To add filter conditions, add logical statements (i.e., ones that can be evaluated to be TRUE or FALSE) in quotations to the filter: section. If no conditions are desired, this section can be left blank. Unlimited conditions can be added in the same format as the examples below.

filter:
    # the level 2 product description is "Fuels"
    condition_1: 'descripcion_ingles_producto_n2 == "Fuels"'
    
    # the price is above 10,000 PYG
    condition_2: 'precio_unitario_item_solicitado > 10000'
    
    # the publication year is after 2015
    condition_3: 'year(fecha_publicacion_llamado) => 2015'
    
    # only goods
    condition_4: 'service == FALSE'
    
    # no open contracts
    condition_5: 'contrato_abierto_llamado_grupo == FALSE'

2.2.2.4 Adjusting for Currency and Inflation

To account for inflation and exchange currencies, two datasets are required. Cotizacion, which contains the exchange rate for USD to PYG over the years, and a dataset with Consumer Price Index data. The locations of these datasets must be specified in their corresponding locations in the configuration file. Under the inflation: section, the desired base year and base month for prices to be adjusted to can be specified.

currency:
    loc: '/files/data/'
    file: 'cotizacion.csv'
inflation:
    loc: '/files/data/'
    file: 'ipc.csv'
    base_year: 2021
    base_month: 6

2.2.2.5 Log-Transforming and One-Hot Encoding

To have variables be log transformed or one-hot encoded is as simple as writing them in a list under their given categories, making sure to maintain the naming scheme of variable_dataset.

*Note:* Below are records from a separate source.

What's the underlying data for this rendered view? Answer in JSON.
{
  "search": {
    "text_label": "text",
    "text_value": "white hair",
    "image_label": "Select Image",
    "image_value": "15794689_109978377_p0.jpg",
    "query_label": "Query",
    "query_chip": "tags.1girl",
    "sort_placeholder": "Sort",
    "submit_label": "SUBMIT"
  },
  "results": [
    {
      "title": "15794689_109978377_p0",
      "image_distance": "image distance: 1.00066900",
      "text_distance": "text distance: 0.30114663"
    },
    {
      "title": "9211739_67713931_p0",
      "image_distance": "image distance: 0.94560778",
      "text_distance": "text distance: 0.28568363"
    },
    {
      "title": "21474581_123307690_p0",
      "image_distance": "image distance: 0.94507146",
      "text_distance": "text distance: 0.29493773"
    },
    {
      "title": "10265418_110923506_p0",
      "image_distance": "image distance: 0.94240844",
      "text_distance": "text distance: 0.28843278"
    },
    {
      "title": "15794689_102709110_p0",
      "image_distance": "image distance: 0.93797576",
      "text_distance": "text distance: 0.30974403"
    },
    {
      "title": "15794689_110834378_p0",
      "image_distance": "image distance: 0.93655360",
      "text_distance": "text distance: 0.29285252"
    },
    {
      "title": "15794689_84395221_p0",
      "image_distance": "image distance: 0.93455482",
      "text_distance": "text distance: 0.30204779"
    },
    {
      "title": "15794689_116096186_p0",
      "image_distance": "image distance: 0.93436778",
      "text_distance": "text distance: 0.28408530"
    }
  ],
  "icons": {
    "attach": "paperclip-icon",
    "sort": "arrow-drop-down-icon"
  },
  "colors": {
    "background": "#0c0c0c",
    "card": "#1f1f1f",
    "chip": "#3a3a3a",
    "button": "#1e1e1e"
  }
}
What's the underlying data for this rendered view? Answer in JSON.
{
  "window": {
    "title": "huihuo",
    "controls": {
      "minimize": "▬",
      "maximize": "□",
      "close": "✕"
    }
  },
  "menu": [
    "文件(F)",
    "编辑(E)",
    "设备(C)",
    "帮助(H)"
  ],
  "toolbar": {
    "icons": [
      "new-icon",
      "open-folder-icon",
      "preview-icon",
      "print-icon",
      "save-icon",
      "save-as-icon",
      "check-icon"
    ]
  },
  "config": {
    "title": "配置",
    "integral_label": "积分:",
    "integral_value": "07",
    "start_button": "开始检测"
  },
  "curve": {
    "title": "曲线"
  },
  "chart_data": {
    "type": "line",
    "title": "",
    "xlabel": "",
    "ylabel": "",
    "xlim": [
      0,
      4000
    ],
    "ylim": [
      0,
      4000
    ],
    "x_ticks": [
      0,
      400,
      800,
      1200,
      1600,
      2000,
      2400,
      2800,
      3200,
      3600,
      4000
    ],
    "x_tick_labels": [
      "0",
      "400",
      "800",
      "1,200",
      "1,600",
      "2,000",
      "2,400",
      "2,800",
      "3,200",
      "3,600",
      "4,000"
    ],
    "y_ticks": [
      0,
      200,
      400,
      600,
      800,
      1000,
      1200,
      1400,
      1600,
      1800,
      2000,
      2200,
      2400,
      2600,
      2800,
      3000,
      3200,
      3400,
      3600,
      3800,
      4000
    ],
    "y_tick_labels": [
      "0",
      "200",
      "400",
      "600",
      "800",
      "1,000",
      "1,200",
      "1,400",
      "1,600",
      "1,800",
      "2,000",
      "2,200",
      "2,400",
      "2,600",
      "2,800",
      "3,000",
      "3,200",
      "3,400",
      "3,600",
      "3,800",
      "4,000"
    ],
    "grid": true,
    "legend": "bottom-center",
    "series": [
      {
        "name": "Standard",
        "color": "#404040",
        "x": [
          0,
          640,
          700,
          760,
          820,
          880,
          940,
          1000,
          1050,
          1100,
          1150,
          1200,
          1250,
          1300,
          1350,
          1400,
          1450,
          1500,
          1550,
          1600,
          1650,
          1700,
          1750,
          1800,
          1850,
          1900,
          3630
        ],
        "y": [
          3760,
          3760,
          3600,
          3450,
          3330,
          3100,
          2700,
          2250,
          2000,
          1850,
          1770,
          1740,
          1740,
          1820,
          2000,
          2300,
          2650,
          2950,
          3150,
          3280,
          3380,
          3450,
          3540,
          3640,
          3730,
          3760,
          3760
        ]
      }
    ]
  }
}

2.2.2.6 Merging Sparse Categories

The configuration file contains the structure to specify which variables require condensing as well as the threshold at which condensing in done. A threshold of 0.01 indicates that any category with less than a 1% occurrence rate is reduced into an Other category.

2.2.2.7 Removing Outliers

To remove outliers from the training dataset, simply set outliers: to true. Then the code to perform the isolation forest described in the Feature Engineering Remove Outliers section.